Flap elevation technique (Bailey & Love)
- The horizontal (cervical) component is incised first to identify the platysma, the external jugular vein, and the greater auricular nerve
- The vertical (preauricular) component is then incised and connected inferiorly
- A subplatysmal flap is raised - the platysma is divided, and the flap is elevated remaining below the SMAS (superficial musculoaponeurotic system), lifting subcutaneous fat off the parotid gland
- Flap elevation proceeds anteriorly over the parotid but not onto the masseteric fascia, to avoid damaging nerve branches exiting the gland
Right superficial parotidectomy - Cummings Otolaryngology, Fig. 84.25
Indications
- Superficial parotidectomy
- Total parotidectomy
- Combined parotidectomy + neck dissection (the cervical limb permits excellent neck access)
- First branchial cleft anomalies (Work type II) - allows identification of the facial nerve trunk
- Both benign and malignant parotid tumours
3. Extended Blair Incision
The extended Blair incision expands the surgical field further for cases requiring wider access, particularly for skull base and infratemporal fossa approaches.

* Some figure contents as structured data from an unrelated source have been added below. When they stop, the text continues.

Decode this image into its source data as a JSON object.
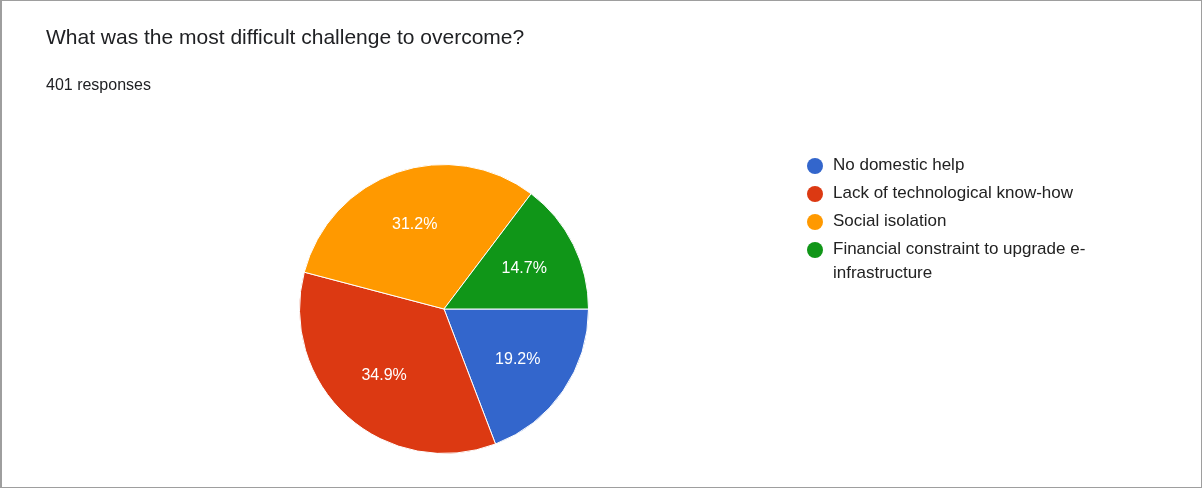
{
  "chart_data": {
    "type": "pie",
    "title": "What was the most difficult challenge to overcome?",
    "subtitle": "401 responses",
    "categories": [
      "No domestic help",
      "Lack of technological know-how",
      "Social isolation",
      "Financial constraint to upgrade e-infrastructure"
    ],
    "values": [
      19.2,
      34.9,
      31.2,
      14.7
    ],
    "value_labels": [
      "19.2%",
      "34.9%",
      "31.2%",
      "14.7%"
    ],
    "colors": [
      "#3366cc",
      "#dc3912",
      "#ff9900",
      "#109618"
    ],
    "legend": "right"
  }
}
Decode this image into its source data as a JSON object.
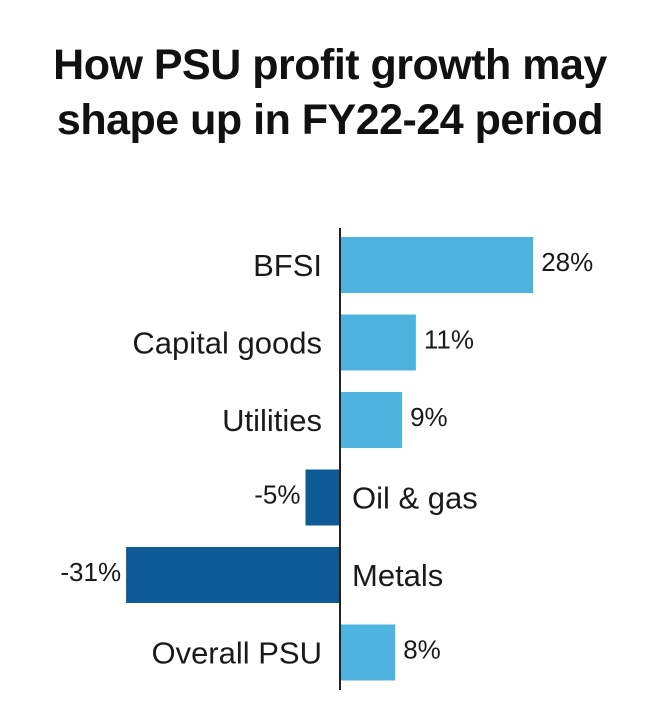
{
  "chart_data": {
    "type": "bar",
    "orientation": "horizontal",
    "title_lines": [
      "How PSU profit growth may",
      "shape up in FY22-24 period"
    ],
    "categories": [
      "BFSI",
      "Capital goods",
      "Utilities",
      "Oil & gas",
      "Metals",
      "Overall PSU"
    ],
    "values": [
      28,
      11,
      9,
      -5,
      -31,
      8
    ],
    "value_labels": [
      "28%",
      "11%",
      "9%",
      "-5%",
      "-31%",
      "8%"
    ],
    "unit": "%",
    "colors": {
      "positive": "#4fb3e0",
      "negative": "#0d5a97",
      "axis": "#222222"
    }
  }
}
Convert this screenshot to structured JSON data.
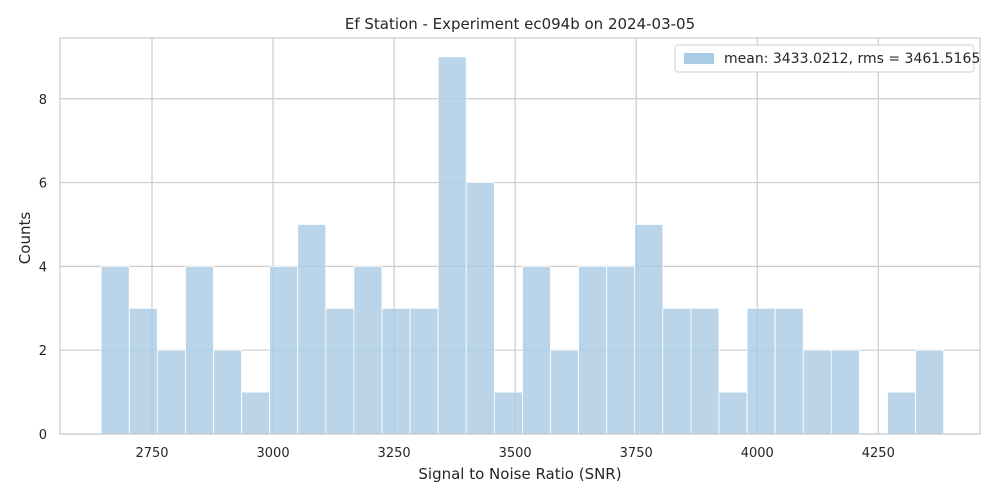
{
  "chart_data": {
    "type": "bar",
    "title": "Ef Station - Experiment ec094b on 2024-03-05",
    "xlabel": "Signal to Noise Ratio (SNR)",
    "ylabel": "Counts",
    "xlim": [
      2560,
      4460
    ],
    "ylim": [
      0,
      9.45
    ],
    "xticks": [
      2750,
      3000,
      3250,
      3500,
      3750,
      4000,
      4250
    ],
    "yticks": [
      0,
      2,
      4,
      6,
      8
    ],
    "grid": true,
    "legend_position": "top-right",
    "bar_color": "#a9cbe3",
    "series": [
      {
        "name": "mean: 3433.0212, rms = 3461.5165",
        "bin_start": 2645,
        "bin_width": 58,
        "values": [
          4,
          3,
          2,
          4,
          2,
          1,
          4,
          5,
          3,
          4,
          3,
          3,
          9,
          6,
          1,
          4,
          2,
          4,
          4,
          5,
          3,
          3,
          1,
          3,
          3,
          2,
          2,
          0,
          1,
          2
        ]
      }
    ]
  }
}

Scott-Brown's Otorhinolaryngology describes it in the context of the subtemporal preauricular approach to the infratemporal fossa:
- An extended Blair incision is made to raise a cervicofacial flap
- It allows identification and preservation (or controlled sacrifice) of the facial nerve trunk and major branches
- Used when resection involves structures such as the nasopharynx/oropharynx, infratemporal fossa, petrous ICA, or cavernous sinus
Extended Blair incision for the subtemporal preauricular approach - Scott-Brown's Vol. 2, Fig. 109.6(a)
The figure above illustrates the key feature of the extended variant: it sweeps up into the temporal scalp (above the zygomatic arch and ear) and curves down into the neck, enabling a wide cervicofacial flap to be raised and the entire lateral skull base to be accessed.
Comparison Summary
| Feature | Blair (Original) | Modified Blair | Extended Blair |
|---|
| Preauricular component | Yes | Yes | Yes |
| Cervical extension | No | Yes (along SCM) | Yes (longer) |
| Temporal/scalp extension | No | No | Yes |
| Flap type | Preauricular skin flap | Subplatysmal cervicofacial flap | Wide cervicofacial flap |
| Primary use | Historic; basic parotid access | Standard parotidectomy | Skull base / infratemporal fossa surgery |
| Cosmesis | Poor neck concealment | Good (follows skin creases) | Scar extends into hairline |
| Extensibility | Limited | Good (neck dissection possible) | Excellent |
Alternatives: The Facelift Incision
For cosmetically-sensitive patients with benign tumours, the modified Blair incision is compared to the facelift (rhytidectomy) incision:
- The preauricular portion is similar to the modified Blair
- The posterior limb curves at right angles behind the ear, into the hairline, avoiding any visible neck incision
- It offers superior cosmesis but limited neck access - making it unsuitable when simultaneous neck dissection is needed
- A 2021 meta-analysis (PMC8677756) compared the two approaches
Sources: Bailey & Love's Short Practice of Surgery (28th ed.), Cummings Otolaryngology Head & Neck Surgery, Scott-Brown's Otorhinolaryngology Head & Neck Surgery Vol. 2, Mulholland & Greenfield's Surgery, Fischer's Mastery of Surgery (8th ed.)